Robin lächelte zwar, wurde aber sofort wieder ernst und stellte ganz leise die Frage, derentwegen sie eigentlich hier heraufgekommen war. »Aber was ist denn so schlimm daran? Ich... ich verstehe nicht viel von der Bibel und Gottes Willen, aber ich kann nicht glauben, daß er die Liebe verboten hat.«

»Ist es das denn?« fragte Tobias ernst. »Liebe?«

Robin schwieg einige Momente. »Ich... weiß es nicht«, gestand sie dann.

»Verwechsle nicht Liebe mit etwas anderem«, sagte Tobias. »Ich kann verstehen, was jetzt in dir vorgeht. Du bist ganz allein. Du hast furchtbare Angst, auch wenn du viel zu tapfer bist, um es dir selbst einzugestehen, und alles ist fremd und erschreckend für dich. Salim gibt dir genau das, wonach du dich so verzweifelt sehnst, nämlich Geborgenheit, Wärme und Vertrauen.«

»Und wenn das alles ist, was ich will?« fragte Robin.

»Das ist es nicht«, behauptete Tobias. »Du brauchst es, so verzweifelt wie ein Verdurstender einen Schluck Wasser. Aber es ist nicht das, was du willst. Es wird nicht genügen auf Dauer.«

»Dann ist es also keine Liebe«, sagte Robin traurig.

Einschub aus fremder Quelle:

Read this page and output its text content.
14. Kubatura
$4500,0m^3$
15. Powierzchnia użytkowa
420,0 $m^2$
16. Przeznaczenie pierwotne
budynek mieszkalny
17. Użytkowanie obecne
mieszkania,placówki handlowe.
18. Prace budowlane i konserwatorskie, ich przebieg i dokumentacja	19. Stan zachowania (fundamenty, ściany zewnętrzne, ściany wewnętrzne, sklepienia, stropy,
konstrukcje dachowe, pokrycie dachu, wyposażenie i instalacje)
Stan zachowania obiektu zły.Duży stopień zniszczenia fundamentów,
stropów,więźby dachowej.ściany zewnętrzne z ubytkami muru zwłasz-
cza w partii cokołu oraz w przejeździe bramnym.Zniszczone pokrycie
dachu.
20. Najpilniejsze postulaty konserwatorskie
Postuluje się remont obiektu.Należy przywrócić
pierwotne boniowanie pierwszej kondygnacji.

»Das habe ich nicht gesagt«, sagte Tobias. »Das eine gehört zum anderen, doch du mußt selbst entscheiden, ob du dir nicht vielleicht etwas vormachst. Wenn du hierhergekommen bist, um mich zu bitten, dir diese Entscheidung abzunehmen, dann muß ich dich enttäuschen. Das kann ich nicht. Niemand kann das.«

Seine Hand bewegte sich über den Tisch und griff nach der Robins, und für einen kurzen, schreckerfüllten Moment fühlte sie sich in der Zeit zurückversetzt und wieder vor ihrem brennenden Haus, denn Tobias' Haut fühlte sich fast so an wie die der alten Janna - trocken und rissig, alt und auch noch ein wenig fiebrig. Janna war wenige Augenblicke später gestorben. Getötet worden.

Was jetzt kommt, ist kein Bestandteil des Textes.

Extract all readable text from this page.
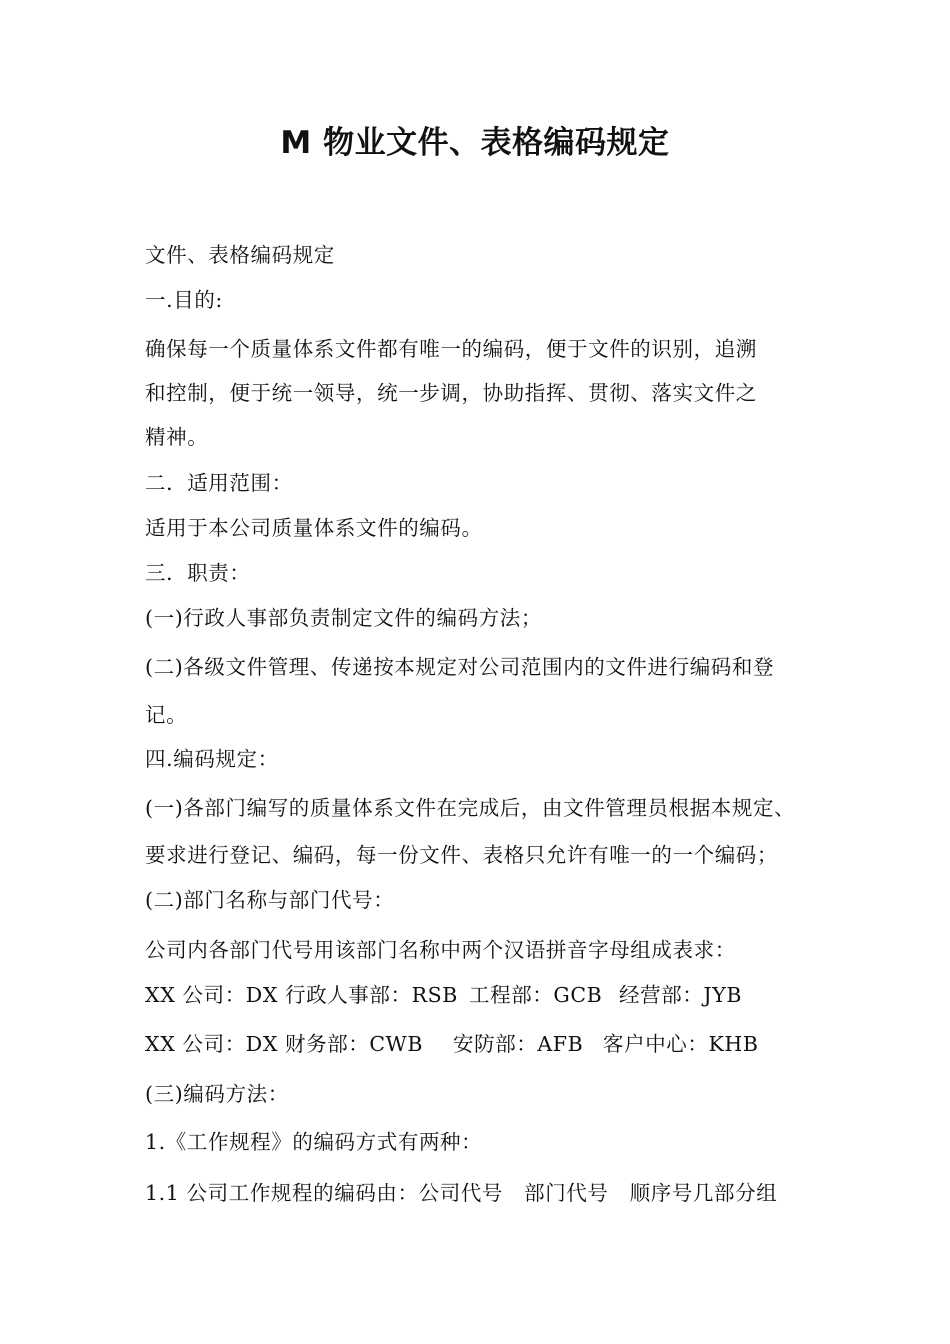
M 物业文件、表格编码规定
文件、表格编码规定
一.目的:
确保每一个质量体系文件都有唯一的编码，便于文件的识别，追溯
和控制，便于统一领导，统一步调，协助指挥、贯彻、落实文件之
精神。
二．适用范围：
适用于本公司质量体系文件的编码。
三．职责：
(一)行政人事部负责制定文件的编码方法；
(二)各级文件管理、传递按本规定对公司范围内的文件进行编码和登
记。
四.编码规定：
(一)各部门编写的质量体系文件在完成后，由文件管理员根据本规定、
要求进行登记、编码，每一份文件、表格只允许有唯一的一个编码；
(二)部门名称与部门代号：
公司内各部门代号用该部门名称中两个汉语拼音字母组成表求：
XX 公司：DX 行政人事部：RSB 工程部：GCB 经营部：JYB
XX 公司：DX 财务部：CWB 安防部：AFB 客户中心：KHB
(三)编码方法：
1.《工作规程》的编码方式有两种：
1.1 公司工作规程的编码由：公司代号　部门代号　顺序号几部分组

Nur weil diese Erinnerung so schrecklich war, zog sie die Hand mit einem erschrockenen Ruck wieder zurück, und Tobias, der das ja nicht wissen konnte, fuhr leicht zusammen und sah ein bißchen verlegen aus.

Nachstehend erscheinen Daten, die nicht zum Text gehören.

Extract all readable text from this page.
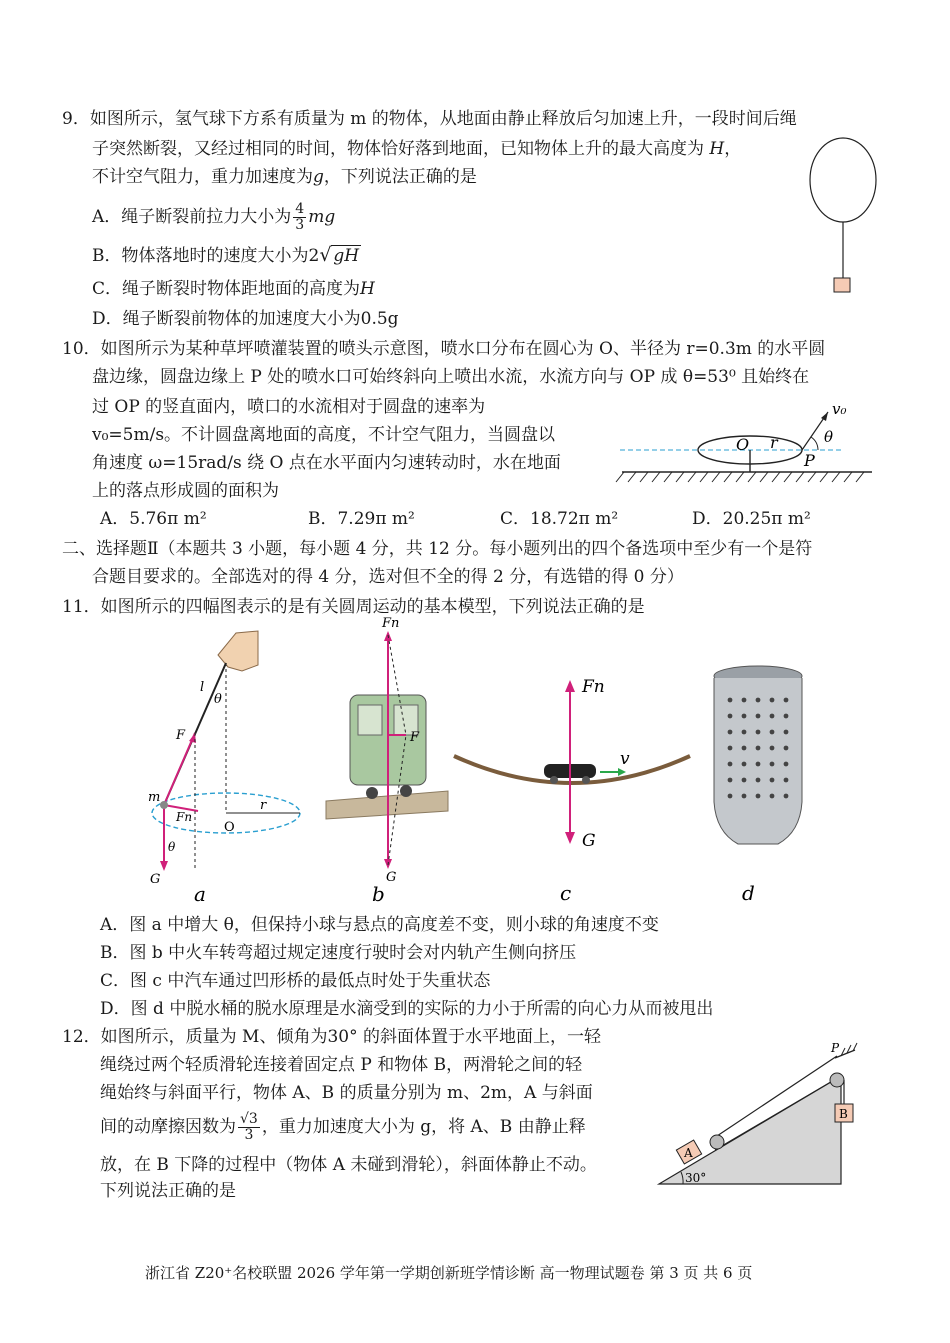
9．如图所示，氢气球下方系有质量为 m 的物体，从地面由静止释放后匀加速上升，一段时间后绳
子突然断裂，又经过相同的时间，物体恰好落到地面，已知物体上升的最大高度为 H，
不计空气阻力，重力加速度为g，下列说法正确的是
A．绳子断裂前拉力大小为 $\frac{4}{3}$ mg
B．物体落地时的速度大小为2√ gH
C．绳子断裂时物体距地面的高度为H
D．绳子断裂前物体的加速度大小为0.5g
10．如图所示为某种草坪喷灌装置的喷头示意图，喷水口分布在圆心为 O、半径为 r=0.3m 的水平圆
盘边缘，圆盘边缘上 P 处的喷水口可始终斜向上喷出水流，水流方向与 OP 成 θ=53⁰ 且始终在
过 OP 的竖直面内，喷口的水流相对于圆盘的速率为
v₀=5m/s。不计圆盘离地面的高度，不计空气阻力，当圆盘以
角速度 ω=15rad/s 绕 O 点在水平面内匀速转动时，水在地面
上的落点形成圆的面积为
A．5.76π m²	B．7.29π m²	C．18.72π m²	D．20.25π m²
O r
P
v₀
θ
二、选择题Ⅱ（本题共 3 小题，每小题 4 分，共 12 分。每小题列出的四个备选项中至少有一个是符
合题目要求的。全部选对的得 4 分，选对但不全的得 2 分，有选错的得 0 分）
11．如图所示的四幅图表示的是有关圆周运动的基本模型，下列说法正确的是
l
θ
F
m
Fn
O
r
θ
G
a
Fn
F
G
b
Fn
v
G
c	d
A．图 a 中增大 θ，但保持小球与悬点的高度差不变，则小球的角速度不变
B．图 b 中火车转弯超过规定速度行驶时会对内轨产生侧向挤压
C．图 c 中汽车通过凹形桥的最低点时处于失重状态
D．图 d 中脱水桶的脱水原理是水滴受到的实际的力小于所需的向心力从而被甩出
12．如图所示，质量为 M、倾角为30° 的斜面体置于水平地面上，一轻
绳绕过两个轻质滑轮连接着固定点 P 和物体 B，两滑轮之间的轻
绳始终与斜面平行，物体 A、B 的质量分别为 m、2m，A 与斜面
间的动摩擦因数为 $\frac{√3}{3}$ ，重力加速度大小为 g，将 A、B 由静止释
放，在 B 下降的过程中（物体 A 未碰到滑轮），斜面体静止不动。
下列说法正确的是
P
A
B
30°
浙江省 Z20⁺名校联盟 2026 学年第一学期创新班学情诊断 高一物理试题卷 第 3 页 共 6 页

»Entschuldigt«, sagte sie hastig. »Ich wollte nicht...«

Sie brach ab und für einen Augenblick wurde die Stille zwischen ihnen noch unangenehmer. Schließlich räusperte sich Tobias unbehaglich und sagte, ohne sie anzusehen: »Ich bin jetzt müde. Das Reden strengt mich doch noch mehr an, als ich wahrhaben will, fürchte ich. Und du hast wohl recht: Ich sollte nicht soviel Bier trinken.«

Robin hatte verstanden. »Ich muß... sowieso gehen«, sagte sie stockend. »Ich wollte auch eigentlich nur nachsehen, wie es Euch geht.«

Sie rannte regelrecht aus dem Zimmer.